Rubio also underlined a statement published one day earlier from the American ambassador to Israel, Mike Huckabee. The ambassador called Israel to “investigate the attack aggressively”, claiming “that there must be a responsibility for this criminal and terrorist act”.

It was a particularly shocking feeling of Huckabee, who was a vocal supporter of the illegal colonies of Israel in the West Bank and even denied the very existence of a Palestinian people.

However, no independent investigation led by the United States has been announced.

In mourning
The mourning people cover the graves of Mohammed Al-Shalabi and Sayfollah Musallet in Al-Mazra’Ash-Sharqiya (Leo Correa / AP Photo)

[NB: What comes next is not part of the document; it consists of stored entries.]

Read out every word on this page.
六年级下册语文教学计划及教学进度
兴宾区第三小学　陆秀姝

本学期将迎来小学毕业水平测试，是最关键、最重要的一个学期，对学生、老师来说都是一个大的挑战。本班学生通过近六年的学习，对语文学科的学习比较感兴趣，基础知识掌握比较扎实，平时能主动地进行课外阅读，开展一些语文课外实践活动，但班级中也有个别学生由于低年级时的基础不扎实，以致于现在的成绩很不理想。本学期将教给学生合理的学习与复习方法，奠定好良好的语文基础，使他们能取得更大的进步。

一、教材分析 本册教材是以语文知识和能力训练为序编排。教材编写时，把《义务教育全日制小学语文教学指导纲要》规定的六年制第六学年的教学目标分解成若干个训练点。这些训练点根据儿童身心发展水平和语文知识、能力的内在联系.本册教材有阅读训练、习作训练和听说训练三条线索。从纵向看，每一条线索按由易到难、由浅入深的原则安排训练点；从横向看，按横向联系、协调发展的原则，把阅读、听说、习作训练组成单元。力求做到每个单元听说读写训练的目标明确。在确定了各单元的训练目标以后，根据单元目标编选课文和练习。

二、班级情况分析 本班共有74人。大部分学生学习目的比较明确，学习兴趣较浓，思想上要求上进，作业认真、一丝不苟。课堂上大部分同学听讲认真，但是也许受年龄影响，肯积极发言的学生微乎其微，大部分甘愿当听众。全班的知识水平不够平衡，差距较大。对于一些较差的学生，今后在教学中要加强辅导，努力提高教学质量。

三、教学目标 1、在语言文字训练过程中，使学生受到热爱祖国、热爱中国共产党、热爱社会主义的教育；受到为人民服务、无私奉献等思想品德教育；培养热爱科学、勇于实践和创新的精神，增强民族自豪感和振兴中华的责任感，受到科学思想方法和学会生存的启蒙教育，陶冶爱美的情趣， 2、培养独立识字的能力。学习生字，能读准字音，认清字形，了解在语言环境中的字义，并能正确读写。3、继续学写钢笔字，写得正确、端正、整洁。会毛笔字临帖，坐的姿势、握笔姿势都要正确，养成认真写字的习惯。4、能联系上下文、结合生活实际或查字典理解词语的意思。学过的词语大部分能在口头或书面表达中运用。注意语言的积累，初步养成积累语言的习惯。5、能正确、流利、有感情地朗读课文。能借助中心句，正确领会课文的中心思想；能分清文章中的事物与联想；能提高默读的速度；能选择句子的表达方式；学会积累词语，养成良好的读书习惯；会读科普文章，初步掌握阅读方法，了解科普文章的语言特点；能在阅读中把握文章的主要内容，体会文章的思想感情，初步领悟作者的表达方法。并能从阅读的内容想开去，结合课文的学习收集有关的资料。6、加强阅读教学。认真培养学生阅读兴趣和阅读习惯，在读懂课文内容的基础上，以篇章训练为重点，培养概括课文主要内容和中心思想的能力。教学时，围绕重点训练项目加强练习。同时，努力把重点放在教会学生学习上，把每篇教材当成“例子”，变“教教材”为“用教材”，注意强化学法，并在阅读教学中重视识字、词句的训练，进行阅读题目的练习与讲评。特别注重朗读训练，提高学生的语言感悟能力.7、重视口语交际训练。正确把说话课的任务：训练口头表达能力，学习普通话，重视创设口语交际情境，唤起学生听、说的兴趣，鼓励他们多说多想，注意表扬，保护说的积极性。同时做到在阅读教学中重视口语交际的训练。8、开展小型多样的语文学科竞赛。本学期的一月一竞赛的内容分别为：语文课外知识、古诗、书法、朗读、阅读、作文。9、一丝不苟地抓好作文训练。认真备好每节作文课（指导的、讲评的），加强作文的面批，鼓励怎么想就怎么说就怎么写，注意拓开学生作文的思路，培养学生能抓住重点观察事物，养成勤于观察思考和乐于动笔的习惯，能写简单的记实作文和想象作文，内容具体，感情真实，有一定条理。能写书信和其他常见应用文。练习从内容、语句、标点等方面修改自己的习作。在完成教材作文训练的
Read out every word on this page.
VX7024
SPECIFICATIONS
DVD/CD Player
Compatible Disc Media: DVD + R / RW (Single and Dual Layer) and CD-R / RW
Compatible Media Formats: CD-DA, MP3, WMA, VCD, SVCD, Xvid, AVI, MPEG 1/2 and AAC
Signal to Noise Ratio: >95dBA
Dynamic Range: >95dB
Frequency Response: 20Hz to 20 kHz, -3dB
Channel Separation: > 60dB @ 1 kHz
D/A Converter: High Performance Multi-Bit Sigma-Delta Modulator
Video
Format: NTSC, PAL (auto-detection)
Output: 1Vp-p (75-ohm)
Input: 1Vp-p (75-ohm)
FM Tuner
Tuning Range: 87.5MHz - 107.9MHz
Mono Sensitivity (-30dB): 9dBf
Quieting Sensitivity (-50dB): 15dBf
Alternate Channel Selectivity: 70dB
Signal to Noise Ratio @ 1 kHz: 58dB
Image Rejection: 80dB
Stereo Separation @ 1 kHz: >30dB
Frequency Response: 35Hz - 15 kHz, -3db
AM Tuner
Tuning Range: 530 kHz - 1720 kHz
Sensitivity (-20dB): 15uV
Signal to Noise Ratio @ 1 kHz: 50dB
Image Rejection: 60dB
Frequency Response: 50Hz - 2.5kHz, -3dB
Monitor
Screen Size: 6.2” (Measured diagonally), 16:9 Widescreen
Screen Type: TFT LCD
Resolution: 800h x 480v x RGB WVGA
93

According to Israeli media, three Israeli settlers, including a military reservist, were placed in police custody after the deadly attack, but all were then released.

It’s only four days for the murder of Sayfollah, and his family told Tel Aviv Tribune that the initial shock had only started to dissipate.

But in his place came a flood of sorrow and anger. Muhammad still finds it difficult to accept that he “died because he was on his own land”. She sees the death of Sayfollah as part of a broader model of abuse, whether in the West Bank or Gaza, where Israel has waged a war since 2023.

“I see it all the time with other people in the West Bank. I see him in Gaza-the blind murder of anyone on their way, “she said.

“But when it happens to you, it is so difficult to understand even,” she added. “This is a pain that I can’t even describe.”